Disturbed by the profligate use of synthetic chemical pesticides after World War II, Carson reluctantly changed her focus in order to warn the public about the long-term effects of misusing pesticides. In Silent Spring (1962) she challenged the practices of agricultural scientists and the government and called for a change in the way humankind viewed the natural world.

Carson was in fact later then attacked by some industries and government alarmist. But courageously still spoke about what reminded us that we are still vulnerable parts of the natural world subject to the same damage as the rest of the entire ecosystem.

Bibliography:
https://www.womenshistory.org/education-resources/biographies/rachel-carson

2 comments:

  1. This is a super concise, yet thorough biography on Rachel Carson! Silent Spring truly changed how the environmentalist movement. When it was published, because she specifically demanded and believed that humans were responsible for poisoning the planet. What she faced opposition wise was near the level of Super PACs today. Every single major corporation hurting the environment was enraged at her book, yet over fifty years after it was published, it has influenced how we view the environment this day.
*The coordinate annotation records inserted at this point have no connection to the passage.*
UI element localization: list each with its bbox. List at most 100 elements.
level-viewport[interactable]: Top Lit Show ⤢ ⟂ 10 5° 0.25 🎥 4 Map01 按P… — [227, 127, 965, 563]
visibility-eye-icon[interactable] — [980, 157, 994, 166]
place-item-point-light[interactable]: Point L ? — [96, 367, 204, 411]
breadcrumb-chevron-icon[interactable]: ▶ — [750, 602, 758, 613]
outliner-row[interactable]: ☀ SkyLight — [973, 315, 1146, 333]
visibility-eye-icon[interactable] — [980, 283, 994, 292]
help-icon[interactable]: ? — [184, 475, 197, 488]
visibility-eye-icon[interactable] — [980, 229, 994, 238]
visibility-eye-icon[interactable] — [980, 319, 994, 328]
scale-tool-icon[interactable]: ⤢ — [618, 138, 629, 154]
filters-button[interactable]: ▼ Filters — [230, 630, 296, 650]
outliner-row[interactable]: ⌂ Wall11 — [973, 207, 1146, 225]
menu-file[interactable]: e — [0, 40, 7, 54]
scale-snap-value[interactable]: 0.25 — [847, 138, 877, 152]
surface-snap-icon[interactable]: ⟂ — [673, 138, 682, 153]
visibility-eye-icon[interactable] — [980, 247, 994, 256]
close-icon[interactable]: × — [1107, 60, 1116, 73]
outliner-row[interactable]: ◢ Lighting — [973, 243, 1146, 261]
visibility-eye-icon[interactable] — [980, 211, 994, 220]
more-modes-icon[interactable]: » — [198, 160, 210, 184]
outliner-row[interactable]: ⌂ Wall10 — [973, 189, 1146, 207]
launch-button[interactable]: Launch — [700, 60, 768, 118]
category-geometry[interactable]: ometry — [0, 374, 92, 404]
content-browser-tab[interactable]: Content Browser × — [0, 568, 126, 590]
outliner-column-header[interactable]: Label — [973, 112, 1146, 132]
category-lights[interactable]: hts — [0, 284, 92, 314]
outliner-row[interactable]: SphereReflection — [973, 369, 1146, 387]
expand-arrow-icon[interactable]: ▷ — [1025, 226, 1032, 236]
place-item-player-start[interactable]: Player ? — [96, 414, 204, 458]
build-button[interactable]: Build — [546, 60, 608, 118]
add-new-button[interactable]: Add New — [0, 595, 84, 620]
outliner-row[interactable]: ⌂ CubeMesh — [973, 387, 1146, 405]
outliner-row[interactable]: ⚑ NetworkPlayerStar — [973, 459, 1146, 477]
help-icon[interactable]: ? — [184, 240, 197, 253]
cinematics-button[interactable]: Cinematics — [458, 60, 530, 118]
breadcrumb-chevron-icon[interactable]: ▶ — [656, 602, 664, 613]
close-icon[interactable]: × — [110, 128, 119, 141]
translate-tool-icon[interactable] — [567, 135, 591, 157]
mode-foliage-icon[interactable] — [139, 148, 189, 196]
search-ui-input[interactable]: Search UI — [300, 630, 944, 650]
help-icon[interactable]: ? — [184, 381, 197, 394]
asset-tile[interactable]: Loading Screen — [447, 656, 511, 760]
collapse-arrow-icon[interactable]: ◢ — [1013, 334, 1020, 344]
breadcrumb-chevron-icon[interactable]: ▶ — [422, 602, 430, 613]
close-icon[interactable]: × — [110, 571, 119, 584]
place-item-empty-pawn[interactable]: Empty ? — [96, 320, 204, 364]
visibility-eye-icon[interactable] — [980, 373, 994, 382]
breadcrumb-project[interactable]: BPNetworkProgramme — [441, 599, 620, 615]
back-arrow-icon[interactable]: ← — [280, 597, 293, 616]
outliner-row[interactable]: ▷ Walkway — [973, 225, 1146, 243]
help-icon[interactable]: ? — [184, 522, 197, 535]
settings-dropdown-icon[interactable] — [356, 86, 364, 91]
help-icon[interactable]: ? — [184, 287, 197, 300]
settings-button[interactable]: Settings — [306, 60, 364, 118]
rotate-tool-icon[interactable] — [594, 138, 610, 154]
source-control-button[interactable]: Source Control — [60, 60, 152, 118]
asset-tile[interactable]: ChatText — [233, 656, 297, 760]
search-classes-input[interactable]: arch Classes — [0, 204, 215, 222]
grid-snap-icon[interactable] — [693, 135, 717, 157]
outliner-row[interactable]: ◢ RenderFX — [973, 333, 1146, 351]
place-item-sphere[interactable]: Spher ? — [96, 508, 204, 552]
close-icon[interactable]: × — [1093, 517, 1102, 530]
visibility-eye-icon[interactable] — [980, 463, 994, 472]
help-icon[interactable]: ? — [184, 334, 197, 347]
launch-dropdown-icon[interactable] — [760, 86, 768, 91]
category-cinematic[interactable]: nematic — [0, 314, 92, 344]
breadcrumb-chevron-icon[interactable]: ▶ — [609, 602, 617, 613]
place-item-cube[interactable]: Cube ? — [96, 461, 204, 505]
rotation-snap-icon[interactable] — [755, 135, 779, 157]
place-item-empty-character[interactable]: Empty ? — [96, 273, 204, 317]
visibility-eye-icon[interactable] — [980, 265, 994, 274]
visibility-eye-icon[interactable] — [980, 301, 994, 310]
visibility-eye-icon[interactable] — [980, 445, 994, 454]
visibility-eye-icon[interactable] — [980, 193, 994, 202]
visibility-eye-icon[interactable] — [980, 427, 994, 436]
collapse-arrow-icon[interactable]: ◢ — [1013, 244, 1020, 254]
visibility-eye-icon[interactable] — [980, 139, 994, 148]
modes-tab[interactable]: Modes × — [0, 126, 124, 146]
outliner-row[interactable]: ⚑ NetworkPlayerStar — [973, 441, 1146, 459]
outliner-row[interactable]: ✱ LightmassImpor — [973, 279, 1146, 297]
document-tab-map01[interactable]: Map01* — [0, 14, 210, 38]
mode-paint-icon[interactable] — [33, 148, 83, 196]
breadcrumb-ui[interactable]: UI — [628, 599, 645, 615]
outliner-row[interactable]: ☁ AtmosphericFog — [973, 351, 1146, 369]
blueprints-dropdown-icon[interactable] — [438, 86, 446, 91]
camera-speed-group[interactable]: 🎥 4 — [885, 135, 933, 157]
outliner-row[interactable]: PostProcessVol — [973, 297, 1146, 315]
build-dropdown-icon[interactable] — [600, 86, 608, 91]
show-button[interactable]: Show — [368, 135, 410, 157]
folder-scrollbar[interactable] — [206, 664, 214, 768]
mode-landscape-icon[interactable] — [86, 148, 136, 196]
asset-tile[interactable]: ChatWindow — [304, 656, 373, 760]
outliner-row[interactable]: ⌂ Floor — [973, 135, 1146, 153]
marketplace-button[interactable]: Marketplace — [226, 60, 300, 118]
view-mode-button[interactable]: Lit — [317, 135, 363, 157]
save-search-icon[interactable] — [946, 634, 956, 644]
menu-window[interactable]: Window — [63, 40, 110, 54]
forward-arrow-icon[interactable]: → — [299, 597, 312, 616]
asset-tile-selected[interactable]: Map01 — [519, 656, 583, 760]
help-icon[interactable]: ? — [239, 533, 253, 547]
    Source:https://www.nytimes.com/2012/09/23/magazine/how-silent-spring-ignited-the-environmental-movement.html

    ReplyDelete
  2. Rachel Carson is a perfect example of a person ahead of their time. Both a scientist, a writer, and a woman, Carson had to deal with a whole lot of obstacles in order to make her voice be heard, and in order for people to take her seriously. As noted, her works were mostly published before the civil rights movement begun, before women truly begun protesting for equality in the work place and equal opportunity. Rachel is one of those rare examples of a woman succeeding in a male dominated field, especially when advocating for a controversial side. Being a female environmentalist, she had a lot of opponents. The environmentalist movement begun slightly earlier than the civil rights movements. It was a motion towards general awareness of nature and what humanity has done to it. She famously wrote the book "Silent Spring", which is considered to have kickstarted the environmentalist movement of the 1960's.